Gökyüzündeki ceza kutusunun ana görevi, saldırı uçaklarına ve bombardıman uçaklarına eşlik etmek, piyadeleri korumak ve aslında Almanlarla hava savaşları yapmaktı.

Ceza filoları herkesle eşit düzeyde savaştı
Ceza filoları herkesle eşit düzeyde savaştı

RKKA, düşürülen düşmanın ve kendi uçaklarının kayıtlarını özel bir dikkatle tuttu. Luftwaffe'de bir pilotun sadece kayıpları bildirmesi yeterliyse ve bu bilgilerin tanıklar tarafından onaylanması gerekiyorsa, Kızıl Ordu'da bu konu daha sıkı bir şekilde ele alındı. Pilotların ve diğer görgü tanıklarının raporları genellikle hiç dikkate alınmadı - bir düşman uçağının yerden düştüğü gerçeğini doğrulamak gerekiyordu. Bu nedenle, ceza filoları tarafından düşürülen Alman uçaklarının sayısını doğru bir şekilde hesaplamak mümkün değildir. Penaltı boksörlerinin kendi aralarındaki kayıplarla ilgili gerçek rakamlar elde etmenin yanı sıra.

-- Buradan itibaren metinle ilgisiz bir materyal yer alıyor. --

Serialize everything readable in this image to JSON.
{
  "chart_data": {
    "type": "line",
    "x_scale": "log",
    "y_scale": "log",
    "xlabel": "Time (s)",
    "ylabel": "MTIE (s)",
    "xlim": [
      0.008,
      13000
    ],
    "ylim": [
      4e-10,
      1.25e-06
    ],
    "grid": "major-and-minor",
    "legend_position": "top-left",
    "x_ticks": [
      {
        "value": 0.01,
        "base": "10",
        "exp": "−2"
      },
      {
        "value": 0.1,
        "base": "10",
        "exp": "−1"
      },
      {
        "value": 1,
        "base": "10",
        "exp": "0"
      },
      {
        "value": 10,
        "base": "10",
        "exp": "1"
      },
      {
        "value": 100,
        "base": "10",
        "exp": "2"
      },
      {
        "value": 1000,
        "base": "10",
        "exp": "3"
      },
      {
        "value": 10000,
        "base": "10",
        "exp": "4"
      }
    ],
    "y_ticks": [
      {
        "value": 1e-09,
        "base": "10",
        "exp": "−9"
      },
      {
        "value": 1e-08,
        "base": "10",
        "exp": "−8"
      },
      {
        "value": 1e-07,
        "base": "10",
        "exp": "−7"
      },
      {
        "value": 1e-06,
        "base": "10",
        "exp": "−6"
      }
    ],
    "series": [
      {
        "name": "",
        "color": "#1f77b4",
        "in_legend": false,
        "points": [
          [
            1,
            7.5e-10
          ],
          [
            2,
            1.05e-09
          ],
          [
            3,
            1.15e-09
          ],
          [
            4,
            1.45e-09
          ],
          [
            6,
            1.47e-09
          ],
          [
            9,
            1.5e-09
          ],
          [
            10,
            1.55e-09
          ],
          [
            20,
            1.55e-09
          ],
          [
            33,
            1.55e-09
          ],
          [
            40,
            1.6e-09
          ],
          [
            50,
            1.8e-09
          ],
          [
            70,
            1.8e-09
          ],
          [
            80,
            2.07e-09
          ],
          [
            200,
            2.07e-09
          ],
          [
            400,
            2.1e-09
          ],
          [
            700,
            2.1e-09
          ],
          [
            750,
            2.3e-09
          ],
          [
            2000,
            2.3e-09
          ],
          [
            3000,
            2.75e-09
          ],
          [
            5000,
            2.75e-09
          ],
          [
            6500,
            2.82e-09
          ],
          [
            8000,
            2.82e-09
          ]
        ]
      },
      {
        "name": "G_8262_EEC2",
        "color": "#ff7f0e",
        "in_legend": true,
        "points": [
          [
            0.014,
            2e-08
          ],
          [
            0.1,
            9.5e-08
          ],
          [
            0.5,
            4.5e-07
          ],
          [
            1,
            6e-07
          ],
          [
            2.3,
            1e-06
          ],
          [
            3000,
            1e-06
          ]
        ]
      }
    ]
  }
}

Penaltı pilotlarının gerçek katkısını hesaplamak neredeyse imkansız
Penaltı pilotlarının gerçek katkısını hesaplamak neredeyse imkansız

Büyük Vatanseverlik Savaşı'ndaki zaferden bu yana neredeyse yetmiş beş yıl geçmesine rağmen, sayfalarının çoğu hala beyaz lekelerle dolu. Bu belki de havacılık da dahil olmak üzere ceza taburlarının hizmet tarihindeki en büyük boşluktur. Sonuçta, onlar hakkındaki bilgiler nispeten yakın zamanda ve az miktarda sınıflandırılmaya başlandı. Bu, bugün onların büyük zafere katkılarının hafife alındığı anlamına geliyor.